MIAMI, Estados Unidos.- Navegando por Internet me encuentro la película reciente de un gran director húngaro que siempre admiré en Cuba porque fue de aquellos creadores del cine llamado a revelar el enfrentamiento y valor del individuo contra el aparato represor y doctrinal totalitario, primero de signo nazi y luego comunista.
Su nombre es István Szabó, tiene ahora 83 años, y obtuvo el Oscar en 1981 por la impactante película Mefisto, con la cual inició una suerte de trilogía histórica informal protagonizada por el notable actor austriaco Klaus Maria Brandauer.
Su película más reciente aparece en inglés como The Final Report y en España fue estrenada bajo el título de El médico de Budapest.
Otra vez Szabó confía en su actor fetiche Brandauer para contar la historia de un prestigioso cardiólogo en la capital de Hungría quien es impelido a retirarse por el cierre del hospital donde se ha desempeñado, con éxito, durante años. El galeno es amante de la música clásica y está casado con una distinguida cantante de ópera.
A propósito de la jubilación, el doctor visita a su madre, en el pueblo donde nació, sabe que han estado sin médico durante un año y se alista para ofrecer sus servicios. Tan pronto establece la oficina, sin embargo, las intrigas pueblerinas no se hacen esperar.
La enfermera que le asignan resulta ser una ex novia de juventud, la maestra del coro escolar es la atractiva viuda que arrastra chismes de amores prohibidos y el alcalde un funcionario joven y oportunista que no admite criticas a su proyecto de hacer un balneario de aguas medicinales en el pueblo, sin que se haya demostrado su efectividad científica. Todas estas circunstancias lo envuelven a su pesar.
Como tantos otros directores produciendo obras valiosas en el llamado socialismo real europeo, sujetos a burdas censuras, Szabó se las arregló durante aquellos años duros para dilucidar los males de la represión comunista y fascista, explorando capítulos de la historia húngara con similares arbitrariedades.

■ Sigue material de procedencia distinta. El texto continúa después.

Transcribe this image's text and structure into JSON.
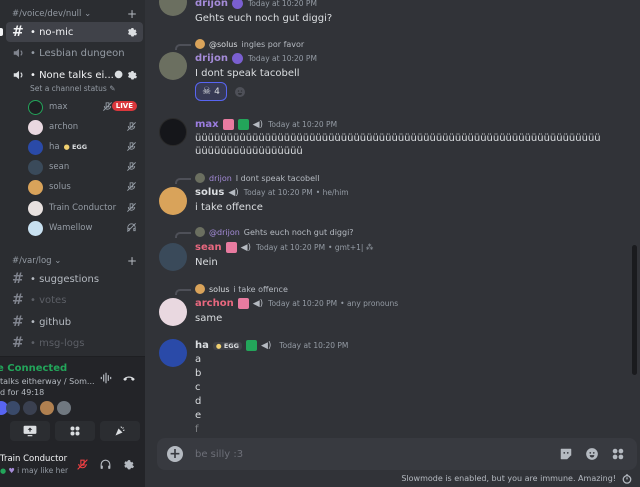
{
  "sidebar": {
    "category_voice": "#/voice/dev/null",
    "channels_voice": [
      {
        "name": "no-mic"
      },
      {
        "name": "Lesbian dungeon"
      },
      {
        "name": "None talks ei..."
      }
    ],
    "set_status": "Set a channel status",
    "voice_users": [
      {
        "name": "max",
        "live": "LIVE"
      },
      {
        "name": "archon"
      },
      {
        "name": "ha",
        "badge": "EGG"
      },
      {
        "name": "sean"
      },
      {
        "name": "solus"
      },
      {
        "name": "Train Conductor"
      },
      {
        "name": "Wamellow"
      }
    ],
    "category_log": "#/var/log",
    "channels_log": [
      {
        "name": "suggestions"
      },
      {
        "name": "votes"
      },
      {
        "name": "github"
      },
      {
        "name": "msg-logs"
      }
    ]
  },
  "voice_panel": {
    "status": "e Connected",
    "channel": "talks eitherway / Som...",
    "duration": "d for 49:18"
  },
  "user_panel": {
    "name": "Train Conductor",
    "status": "i may like her"
  },
  "messages": [
    {
      "user": "drijon",
      "time": "Today at 10:20 PM",
      "text": "Gehts euch noch gut diggi?"
    },
    {
      "reply_user": "@solus",
      "reply_text": "ingles por favor",
      "user": "drijon",
      "time": "Today at 10:20 PM",
      "text": "I dont speak tacobell",
      "reaction_count": "4"
    },
    {
      "user": "max",
      "time": "Today at 10:20 PM",
      "text": "üüüüüüüüüüüüüüüüüüüüüüüüüüüüüüüüüüüüüüüüüüüüüüüüüüüüüüüüüüüüüüüüüüüüüüüüüüüüüüüüü"
    },
    {
      "reply_user": "drijon",
      "reply_text": "I dont speak tacobell",
      "user": "solus",
      "time": "Today at 10:20 PM",
      "pronouns": "• he/him",
      "text": "i take offence"
    },
    {
      "reply_user": "@drijon",
      "reply_text": "Gehts euch noch gut diggi?",
      "user": "sean",
      "time": "Today at 10:20 PM",
      "pronouns": "• gmt+1| ⁂",
      "text": "Nein"
    },
    {
      "reply_user": "solus",
      "reply_text": "i take offence",
      "user": "archon",
      "time": "Today at 10:20 PM",
      "pronouns": "• any pronouns",
      "text": "same"
    },
    {
      "user": "ha",
      "badge": "EGG",
      "time": "Today at 10:20 PM",
      "lines": [
        "a",
        "b",
        "c",
        "d",
        "e",
        "f"
      ]
    }
  ],
  "composer": {
    "placeholder": "be silly :3"
  },
  "slowmode_text": "Slowmode is enabled, but you are immune. Amazing!",
  "colors": {
    "drijon": "#a48bd8",
    "max": "#9b7de0",
    "solus": "#dbdee1",
    "sean": "#e8687f",
    "archon": "#e8687f",
    "ha": "#dbdee1",
    "connected": "#23a55a",
    "live": "#da373c"
  }
}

En el fondo, esta filmografía, hoy considerada clásica, es todo un reclamo de libertad y democracia.
En Cuba tal fenómeno ocurrió, a duras penas, porque quienes primero exploraron dichas posibilidades conceptuales y estéticas debieron exiliarse temprano, y los que permanecieron bajo el mando ideológico del Instituto de Cine (ICAIC) generalmente cedieron a la presión y presentaron filmes con amañado sentido crítico de los desatinos castristas, pero con la intención manifiesta de que, a la larga, podían ser enmendados, rectificados. La revolución merecía ser salvada de burócratas y otros funcionarios intermedios que no entendían de su supuesta grandeza.
Irónicamente, en el año 2006 una revista húngara acusó a István Szabó de colaborador con la policía política de su país. Según la investigación, perjudicó a colegas tan notables como Miklós Jancsó, entre otros. Szabó se defendió argumentando que lo había hecho para que artistas en peligro no sufrieran daños mayores. El drama de su película Mefisto, alcanzaba, en tal caso, ribetes autobiográficos.

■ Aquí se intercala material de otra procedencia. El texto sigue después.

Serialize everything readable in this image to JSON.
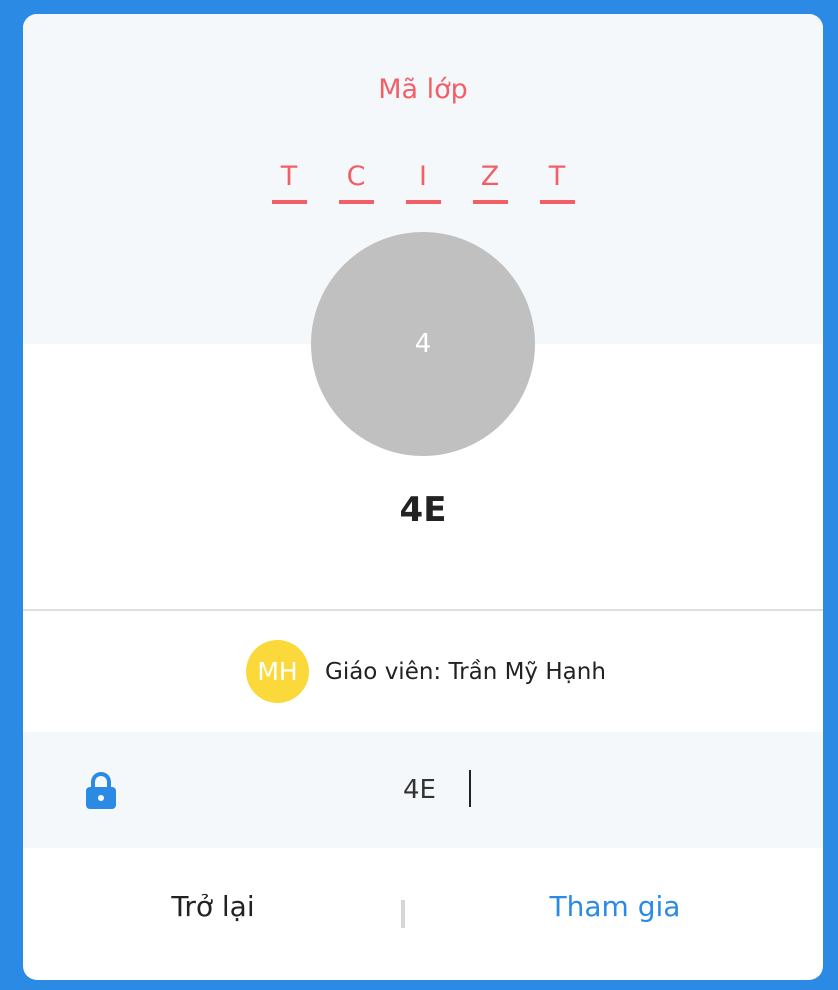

Al parecer la denuncia no tuvo mayores consecuencias porque las víctimas ya habían muerto o las que aún vivían no consideraron que fuera necesario incriminar al director por algo que muchas otras personalidades de la cultura se habían visto en la necesidad de hacer para sobrevivir.
En el ICAIC no sólo hubo directores y artistas en componenda con el régimen, sino que algunos se alistaron para trabajar con la Seguridad del Estado como delatores honorarios.
Si los mismos subsisten, en el futuro deberán afrontar las consecuencias de sus actos cuando salgan a relucir las acusaciones, porque actualmente muchos de ellos se mantienen en silencio y expectantes de la volátil situación nacional y no se atreven ni a encontrarse con su antiguo colega Rolando Díaz, quien ha permanecido en la isla luego de desafiar públicamente a la dictadura.
La película reciente de Szabó retoma su preocupación por las consecuencias del pasado en la actualidad húngara.
A todas luces hay una nueva clase política, como la que representa el alcalde del pueblo, capaz de desvirtuar la verdad y embrollar al doctor en una trama que lo deshonre ante la comunidad para anularlo como antagonista de sus planes urbanísticos sin fundamento.
Parece el modus operandi heredado de la ya distante dictadura comunista, donde el médico fuera apresado sin explicaciones durante sus años estudiantiles.
Cuando la isla sea libre, el cine cubano merece películas tan sutiles y sugerentes como The Final Report, porque reflexionan sobre la rémora totalitaria que puede seguir menoscabando las jóvenes democracias y resulta necesario sacudirla del ADN para que la libertad vuelva a ser una tradición necesaria.